A special dividend of 1 255 cents per share (R3 149 million to external shareholders) was paid in March 2018, following the partial disposal of the shareholding in Tronox Limited. A final dividend relating to the 2017 financial year of 400 cents per share (R1 004 million to external shareholders) was paid in April 2018. An interim dividend of 530 cents per share (R1 330 million to external shareholders) was paid in September 2018.

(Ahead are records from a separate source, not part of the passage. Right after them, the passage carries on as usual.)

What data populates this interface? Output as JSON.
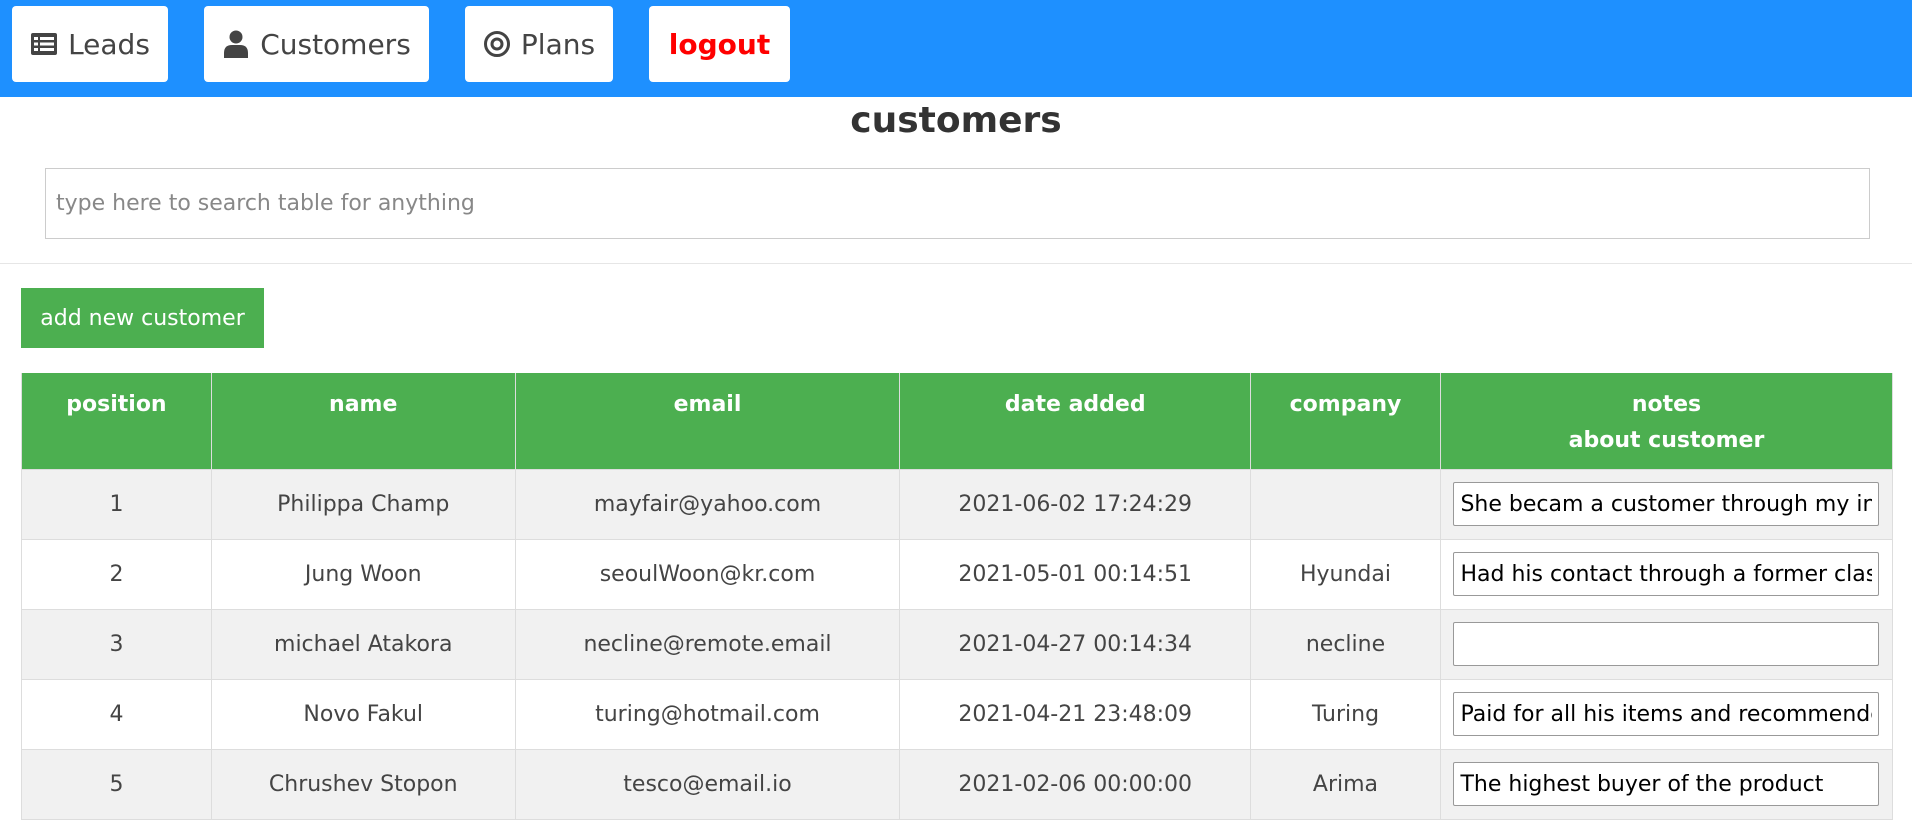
{
  "nav": {
    "leads_label": "Leads",
    "customers_label": "Customers",
    "plans_label": "Plans",
    "logout_label": "logout",
    "leads_icon": "list-icon",
    "customers_icon": "user-icon",
    "plans_icon": "target-icon"
  },
  "colors": {
    "topbar": "#1e90ff",
    "accent_green": "#4caf50",
    "logout_red": "#ff0000"
  },
  "page": {
    "title": "customers"
  },
  "search": {
    "placeholder": "type here to search table for anything",
    "value": ""
  },
  "actions": {
    "add_label": "add new customer"
  },
  "table": {
    "headers": {
      "position": "position",
      "name": "name",
      "email": "email",
      "date_added": "date added",
      "company": "company",
      "notes_line1": "notes",
      "notes_line2": "about customer"
    },
    "rows": [
      {
        "position": "1",
        "name": "Philippa Champ",
        "email": "mayfair@yahoo.com",
        "date_added": "2021-06-02 17:24:29",
        "company": "",
        "notes": "She becam a customer through my instagram page"
      },
      {
        "position": "2",
        "name": "Jung Woon",
        "email": "seoulWoon@kr.com",
        "date_added": "2021-05-01 00:14:51",
        "company": "Hyundai",
        "notes": "Had his contact through a former classmate"
      },
      {
        "position": "3",
        "name": "michael Atakora",
        "email": "necline@remote.email",
        "date_added": "2021-04-27 00:14:34",
        "company": "necline",
        "notes": ""
      },
      {
        "position": "4",
        "name": "Novo Fakul",
        "email": "turing@hotmail.com",
        "date_added": "2021-04-21 23:48:09",
        "company": "Turing",
        "notes": "Paid for all his items and recommended"
      },
      {
        "position": "5",
        "name": "Chrushev Stopon",
        "email": "tesco@email.io",
        "date_added": "2021-02-06 00:00:00",
        "company": "Arima",
        "notes": "The highest buyer of the product"
      }
    ]
  }
}
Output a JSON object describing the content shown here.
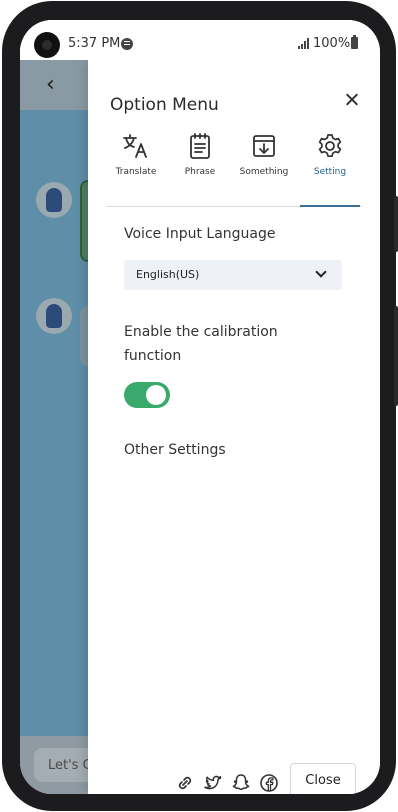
{
  "status_bar": {
    "time": "5:37 PM",
    "battery": "100%"
  },
  "background_app": {
    "input_placeholder": "Let's C"
  },
  "drawer": {
    "title": "Option Menu",
    "tabs": [
      {
        "label": "Translate",
        "icon": "translate-icon"
      },
      {
        "label": "Phrase",
        "icon": "notepad-icon"
      },
      {
        "label": "Something",
        "icon": "archive-download-icon"
      },
      {
        "label": "Setting",
        "icon": "gear-icon",
        "active": true
      }
    ],
    "settings": {
      "voice_input_label": "Voice Input Language",
      "voice_input_value": "English(US)",
      "calibration_label_line1": "Enable the calibration",
      "calibration_label_line2": "function",
      "calibration_enabled": true,
      "other_settings_label": "Other Settings"
    },
    "footer": {
      "icons": [
        "link-icon",
        "twitter-icon",
        "snapchat-icon",
        "facebook-icon"
      ],
      "close_label": "Close"
    }
  },
  "colors": {
    "accent": "#3a6f9c",
    "toggle_on": "#3aaa6c",
    "overlay_bg": "#5e8ea8"
  }
}
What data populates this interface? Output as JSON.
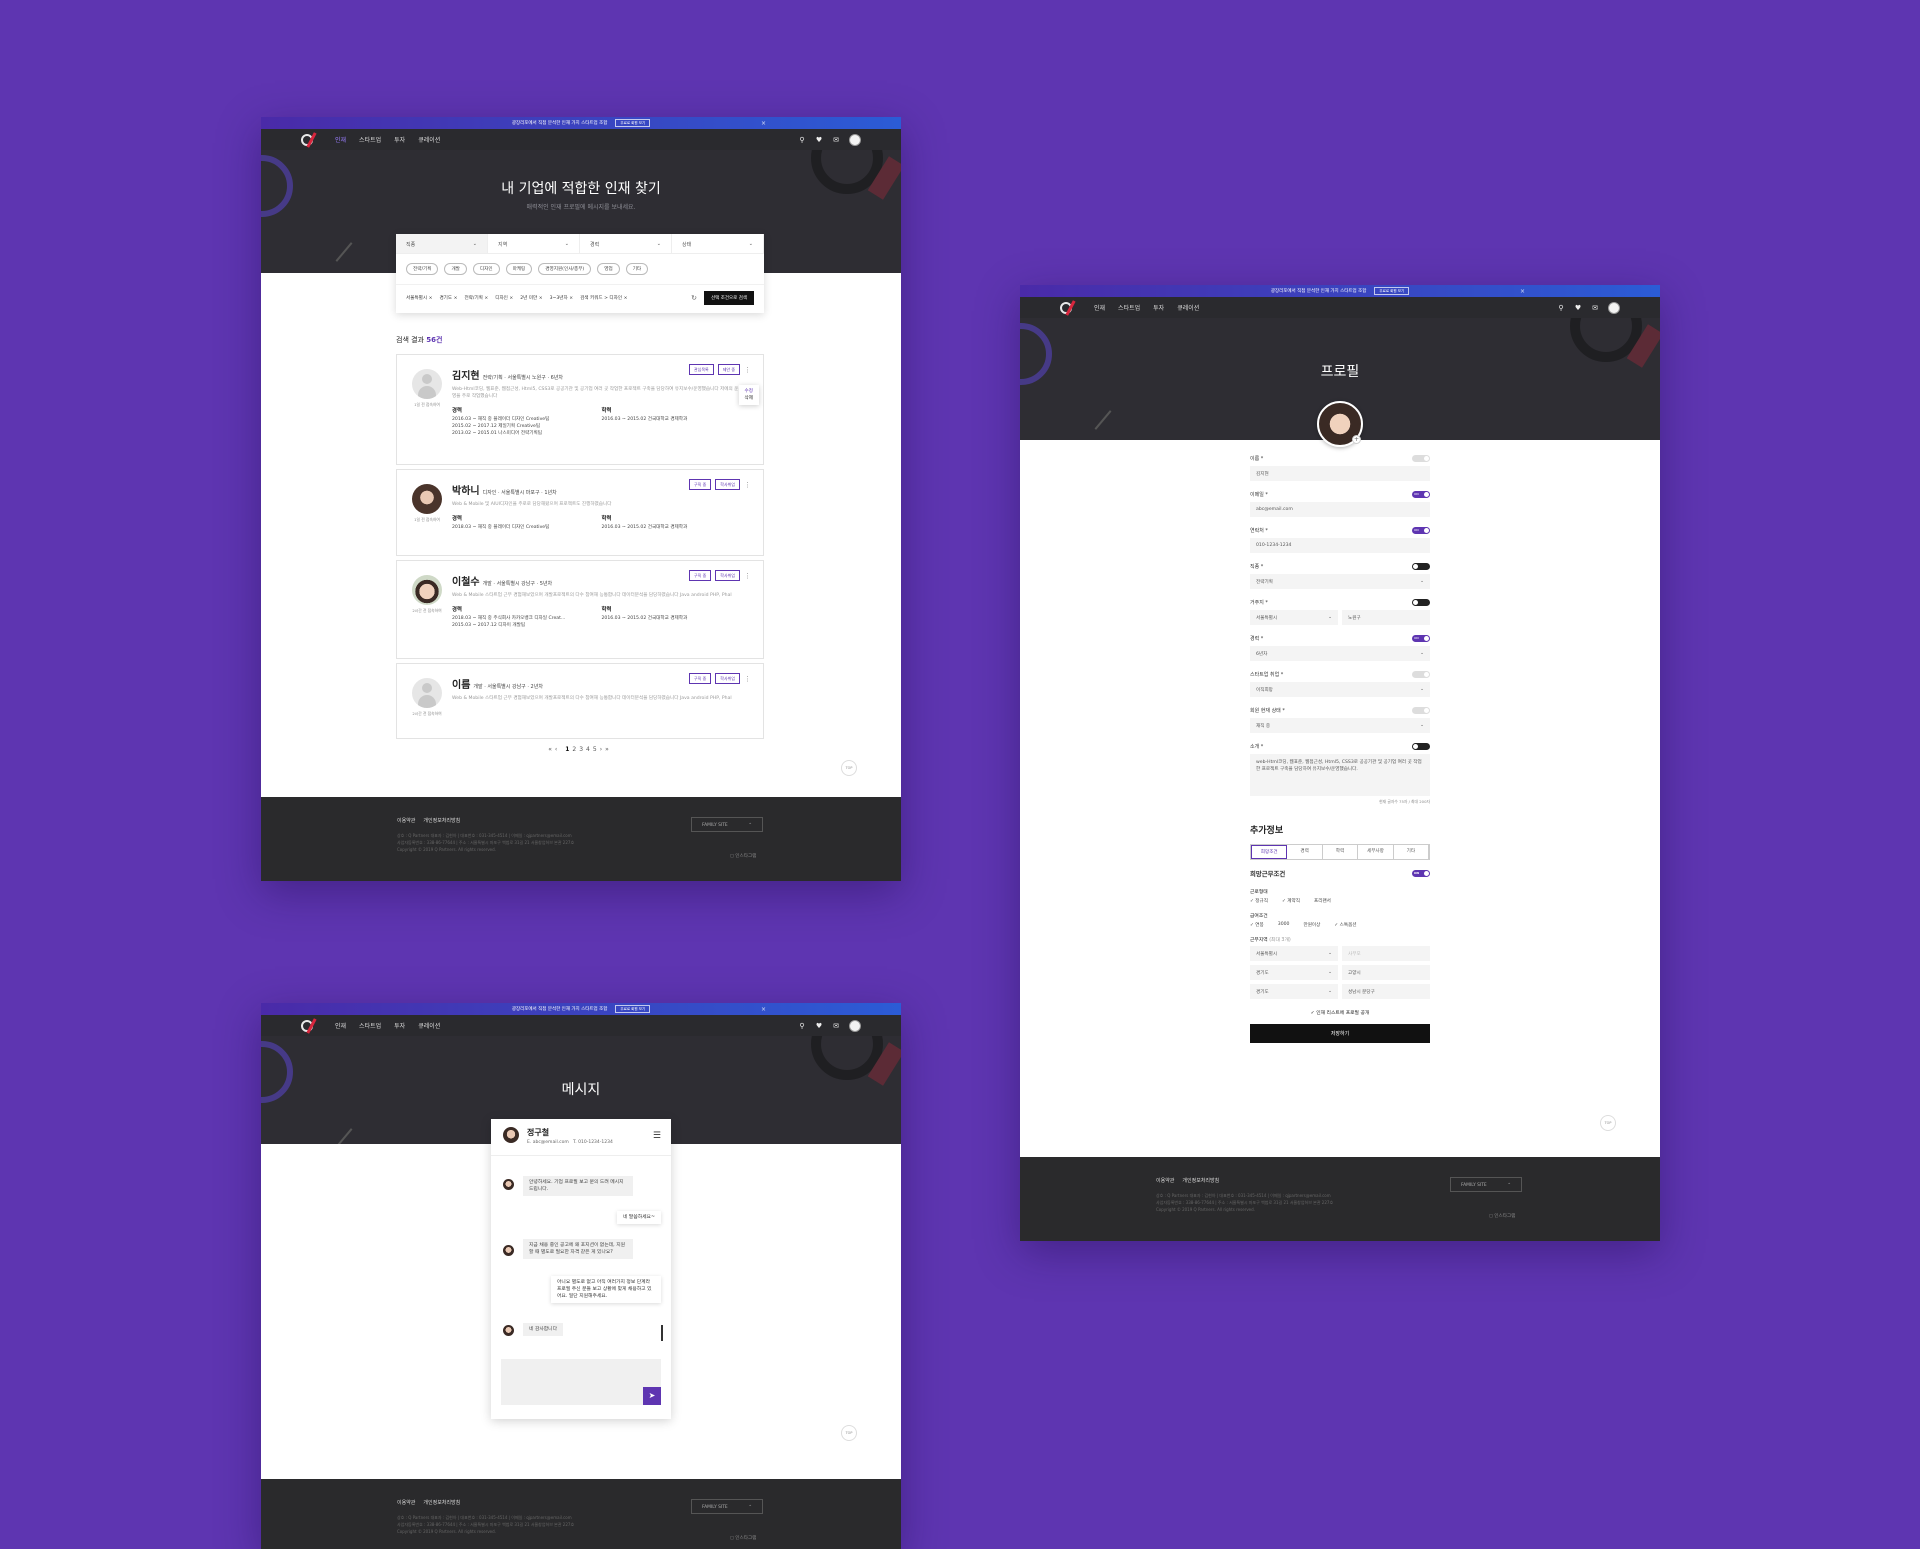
{
  "common": {
    "banner": "광장리포에서 직접 분석한 인재 가치 스타트업 조합",
    "banner_btn": "무료로 회원 보기",
    "banner_close": "×",
    "nav": [
      "인재",
      "스타트업",
      "투자",
      "큐레이션"
    ],
    "top": "TOP",
    "footer": {
      "link1": "이용약관",
      "link2": "개인정보처리방침",
      "info1": "상호 : Q Partners 대표자 : 김현아  |  대표번호 : 031-345-4514  |  이메일 : qjpartners@email.com",
      "info2": "사업자등록번호 : 338-86-77644  |  주소 : 서울특별시 마포구 백범로 31길 21 서울창업허브 본관 227호",
      "copy": "Copyright © 2019 Q Partners. All rights reserved.",
      "family": "FAMILY SITE",
      "insta": "인스타그램"
    },
    "colors": {
      "accent": "#5e35b1",
      "bg": "#5e35b1",
      "dark": "#2a2a2c"
    }
  },
  "search": {
    "title": "내 기업에 적합한 인재 찾기",
    "subtitle": "매력적인 인재 프로필에 메시지를 보내세요.",
    "filters": [
      "직종",
      "지역",
      "경력",
      "상태"
    ],
    "chips": [
      "전략/기획",
      "개발",
      "디자인",
      "마케팅",
      "경영지원(인사/총무)",
      "영업",
      "기타"
    ],
    "tags": [
      "서울특별시 ×",
      "경기도 ×",
      "전략/기획 ×",
      "디자인 ×",
      "2년 미만 ×",
      "3~3년차 ×",
      "검색 키워드 > 디자인 ×"
    ],
    "search_btn": "선택 조건으로 검색",
    "result_label": "검색 결과",
    "result_count": "56건",
    "candidates": [
      {
        "name": "김지현",
        "meta": "전략/기획 · 서울특별시 노원구 · 6년차",
        "desc": "Web-Html코딩, 웹표준, 웹접근성, Html5, CSS3로 공공기관 및 공기업 여러 곳 작업한 프로젝트 구축을 담당하여 유지보수/운영했습니다 저에의 운영을 주로 작업했습니다",
        "btn1": "관심목록",
        "btn2": "제안 중",
        "caption": "1일 전 접속하여",
        "edu": "2016.03 ~ 2015.02  건국대학교 경제학과",
        "career": [
          "2016.03 ~ 재직 중  플레이더 디자인 Creative팀",
          "2015.02 ~ 2017.12  제일기획 Creative팀",
          "2013.02 ~ 2015.01  나스미디어 전략기획팀"
        ],
        "menu": [
          "수정",
          "삭제"
        ]
      },
      {
        "name": "박하니",
        "meta": "디자인 · 서울특별시 마포구 · 1년차",
        "desc": "Web & Mobile 및 AIUI디자인을 주로로 담당해왔으며 프로젝트도 진행하였습니다",
        "btn1": "구직 중",
        "btn2": "학사취업",
        "caption": "1일 전 접속하여",
        "edu": "2016.03 ~ 2015.02  건국대학교 경제학과",
        "career": [
          "2018.03 ~ 재직 중  플레이더 디자인 Creative팀"
        ]
      },
      {
        "name": "이철수",
        "meta": "개발 · 서울특별시 강남구 · 5년차",
        "desc": "Web & Mobile 스타트업 근무 경험해보았으며 개발프로젝트의 다수 참여해 능통합니다 데이터분석을 담당하였습니다 Java android PHP, Phal",
        "btn1": "구직 중",
        "btn2": "학사취업",
        "caption": "2시간 전 접속하여",
        "edu": "2016.03 ~ 2015.02  건국대학교 경제학과",
        "career": [
          "2018.03 ~ 재직 중  주식회사 카카오뱅크 디자일 Creat...",
          "2015.03 ~ 2017.12  디자이 개발팀"
        ]
      },
      {
        "name": "이름",
        "meta": "개발 · 서울특별시 강남구 · 2년차",
        "desc": "Web & Mobile 스타트업 근무 경험해보았으며 개발프로젝트의 다수 참여해 능통합니다 데이터분석을 담당하였습니다 Java android PHP, Phal",
        "btn1": "구직 중",
        "btn2": "학사취업",
        "caption": "2시간 전 접속하여"
      }
    ],
    "edu_label": "학력",
    "career_label": "경력",
    "pager": [
      "«",
      "‹",
      "1",
      "2",
      "3",
      "4",
      "5",
      "›",
      "»"
    ]
  },
  "profile": {
    "title": "프로필",
    "fields": [
      {
        "label": "이름 *",
        "value": "김지현",
        "switch": "off"
      },
      {
        "label": "이메일 *",
        "value": "abc@email.com",
        "switch": "on"
      },
      {
        "label": "연락처 *",
        "value": "010-1234-1234",
        "switch": "on"
      },
      {
        "label": "직종 *",
        "value": "전략기획",
        "switch": "dark"
      },
      {
        "label": "거주지 *",
        "value": "서울특별시",
        "value2": "노원구",
        "switch": "dark"
      },
      {
        "label": "경력 *",
        "value": "6년차",
        "switch": "on"
      },
      {
        "label": "스타트업 취업 *",
        "value": "이직희망",
        "switch": "off"
      },
      {
        "label": "회원 현재 상태 *",
        "value": "재직 중",
        "switch": "off"
      },
      {
        "label": "소개 *",
        "value": "web-Html코딩, 웹표준, 웹접근성, Html5, CSS3로 공공기관 및 공기업 여러 곳 작업한 프로젝트 구축을 담당하여 유지보수/운영했습니다.",
        "switch": "dark"
      }
    ],
    "intro_count": "현재 글자수 75자 / 최대 200자",
    "extra_title": "추가정보",
    "tabs": [
      "희망조건",
      "경력",
      "학력",
      "세부사항",
      "기타"
    ],
    "work_title": "희망근무조건",
    "work_type_label": "근로형태",
    "work_types": [
      "✓ 정규직",
      "✓ 계약직",
      "프리랜서"
    ],
    "salary_label": "급여조건",
    "salary": [
      "✓ 연봉",
      "3000",
      "만원이상",
      "✓ 스톡옵션"
    ],
    "region_label": "근무지역",
    "region_note": "(최대 3개)",
    "regions": [
      [
        "서울특별시",
        "사무모"
      ],
      [
        "경기도",
        "고양시"
      ],
      [
        "경기도",
        "성남시 분당구"
      ]
    ],
    "public_label": "✓ 인재 리스트에 프로필 공개",
    "save_btn": "저장하기"
  },
  "message": {
    "title": "메시지",
    "person": "정구철",
    "email": "E. abc@email.com",
    "phone": "T. 010-1234-1234",
    "msgs": [
      {
        "side": "l",
        "text": "안녕하세요. 기업 프로필 보고 문의 드려 메시지 드립니다."
      },
      {
        "side": "r",
        "text": "네 말씀하세요~"
      },
      {
        "side": "l",
        "text": "지금 채용 중인 공고에 왜 포지션이 없는데, 지원할 때 별도로 필요한 자격 같은 게 있나요?"
      },
      {
        "side": "r",
        "text": "아니요 별도로 없고 아직 여러가지 정보 단계라 프로필 주신 분들 보고 상황에 맞게 채용하고 있어요. 일단 지원해주세요."
      },
      {
        "side": "l",
        "text": "네 감사합니다"
      }
    ],
    "send_icon": "send-icon"
  }
}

A final cash dividend, number 32, for 2018 of 555 cents per share, was approved by the board of directors on 12 March 2019. The dividend is payable on 13 May 2019 to shareholders who will be on the register on 10 May 2019. This final dividend, amounting to approximately R1 393 million (to external shareholders), has not been recognised as a liability in 2018. It will be recognised in shareholders’ equity in the year ending 31 December 2019.
The final dividend declared will be subject to a dividend withholding tax of 20% for all shareholders who are not exempt from or do not qualify for a reduced rate of dividend withholding tax. The net local dividend payable to shareholders, subject to dividend withholding tax at a rate of 20% amounts to 444 cents per share. The number of ordinary shares in issue at the date of this declaration is 358 706 754. Exxaro company’s tax reference number is 9218/098/14/4.
Last day to trade cum dividend on the JSE | Monday, 6 May 2019 |
First trading day ex dividend on the JSE | Tuesday, 7 May 2019 |
Record date | Friday, 10 May 2019 |
Payment date | Monday, 13 May 2019 |
No share certificate may be dematerialised or re-materialised between Tuesday, 7 May 2019 and Friday, 10 May 2019, both days inclusive. Dividends for certificated shareholders will be transferred electronically to their bank accounts on payment date. Shareholders who hold dematerialised shares will have their accounts at their central securities depository participant or broker credited on Monday, 13 May 2019.
Group | Company | ||||||||
For the year ended 31 December | 2018 Rm |
2017 Rm |
2018 Rm |
2017 Rm |
|||||
Dividends paid | (5 483) | (2 227) | (7 838) | (2 231) | |||||
---|---|---|---|---|---|---|---|---|---|
– Final dividend (relating to prior year) | (1 004) | (1 284) | (1 435) | (1 288) | |||||
– Special dividend | (3 149) | (4 502) | |||||||
– Interim dividend (current year) | (1 330) | (943) | (1 901) | (943) | |||||
The group dividend paid is different from the company dividend paid due to the dividends on treasury shares, which are eliminated on consolidation.